Data stores

Data stores are used by data store agents to find answers for end-user's questions from your data. Data stores are a collection of websites and documents, each of which reference your data.

When an end-user asks the agent a question, the agent searches for an answer from the given source content and summarizes the findings into a coherent agent response. It also provides supporting links to the sources of the response for the end-user to learn more. The agent can provide up to five answer snippets for a given question.

Data store sources

There are different sources that you can supply for your data:

  • Website URLs: Automatically crawl website content from a list of domains or web pages.
  • BigQuery: Import data from your BigQuery table.
  • Cloud Storage: Import data from your Cloud Storage bucket.

Website content

When adding website content as a source, you can add and exclude multiple sites. When you specify a site, you can use individual pages or * as a wildcard for a pattern. All HTML and PDF content will be processed.

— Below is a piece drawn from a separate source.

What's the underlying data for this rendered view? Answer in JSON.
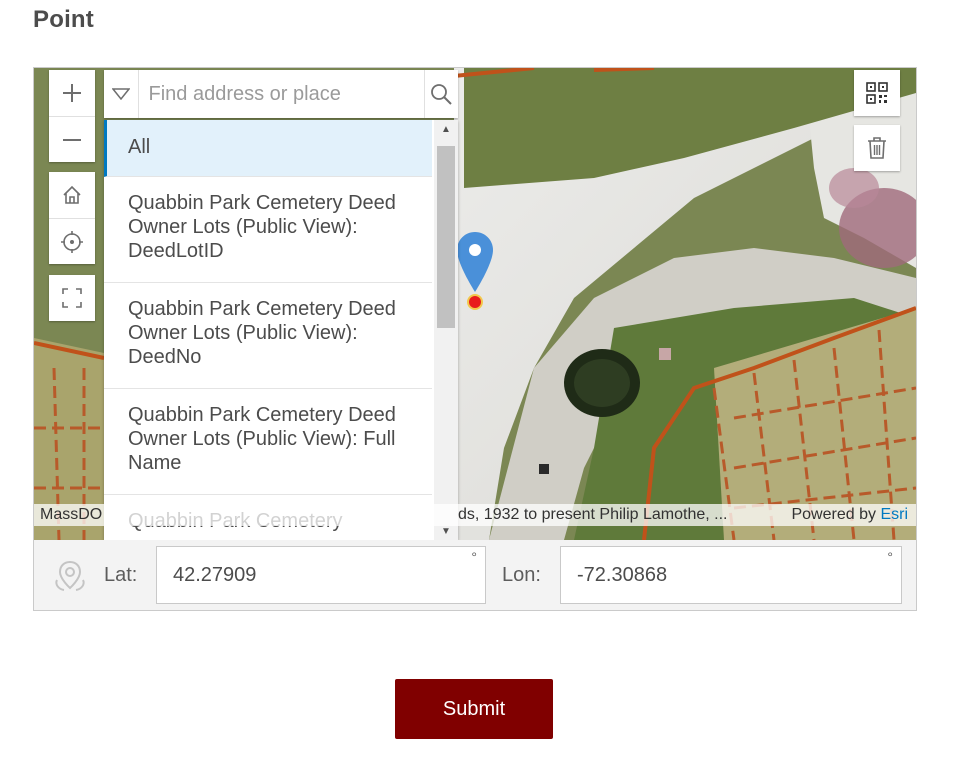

You must verify your domain when using website content as a source.

Limitations:

  • Files from public URLs must have been crawled by the Google Search indexer, so that they exist in the search index. You can check this with the Google Search Console.
  • Maximum of 200,000 pages are indexed. If the data store contains more pages, indexing fails and the last indexed content remains.

Import data

You can import your data from either BigQuery or Cloud Storage. This data can be structured or unstructured, and it can be with metadata or without metadata.

The following Data Import Options are available:

  • Add/Update Data: The provided documents are added to the data store. If a new document has the same ID as an old document, the new document replaces the old document.
  • Override Existing Data: All old data is deleted, then new data is uploaded. This is irreversible.

Structured data store

Structured data stores can hold answers to frequently asked questions (FAQ). When user questions are matched with high confidence to an uploaded question, the agent returns the answer to that question without any modification. You can provide a title and a URL for each question and answer pair that is displayed by the agent.

When uploading data to the data store, the CSV format must be used. Each file must have a header row describing the columns.

For example:

"question","answer","title","url"
"Why is the sky blue?","The sky is blue because of Rayleigh scattering.","Rayleigh scattering","https://en.wikipedia.org/wiki/Rayleigh_scattering"
"What is the meaning of life?","42","",""

The title and url columns are optional and can be omitted:

"answer","question"
"42","What is the meaning of life?"

During the upload process, a folder can be selected where each file is treated as a CSV file regardless of extension.

Limitations:

  • Extra space character after , causes an error.
  • Blank lines (even at the end of the file) cause an error.

Unstructured data store

Unstructured data stores can contain content in the following formats:

  • HTML
  • PDF
  • TXT
  • CSV

Limitations:

  • The maximum file size is 2.5MB for text-based formats, 100MB for other formats.

Data store with metadata

A title and URL can be provided as metadata. When the agent is in a conversation with a user, the agent can provide this information to the user. This can help users to quickly link to internal web pages not accessible by the Google Search indexer.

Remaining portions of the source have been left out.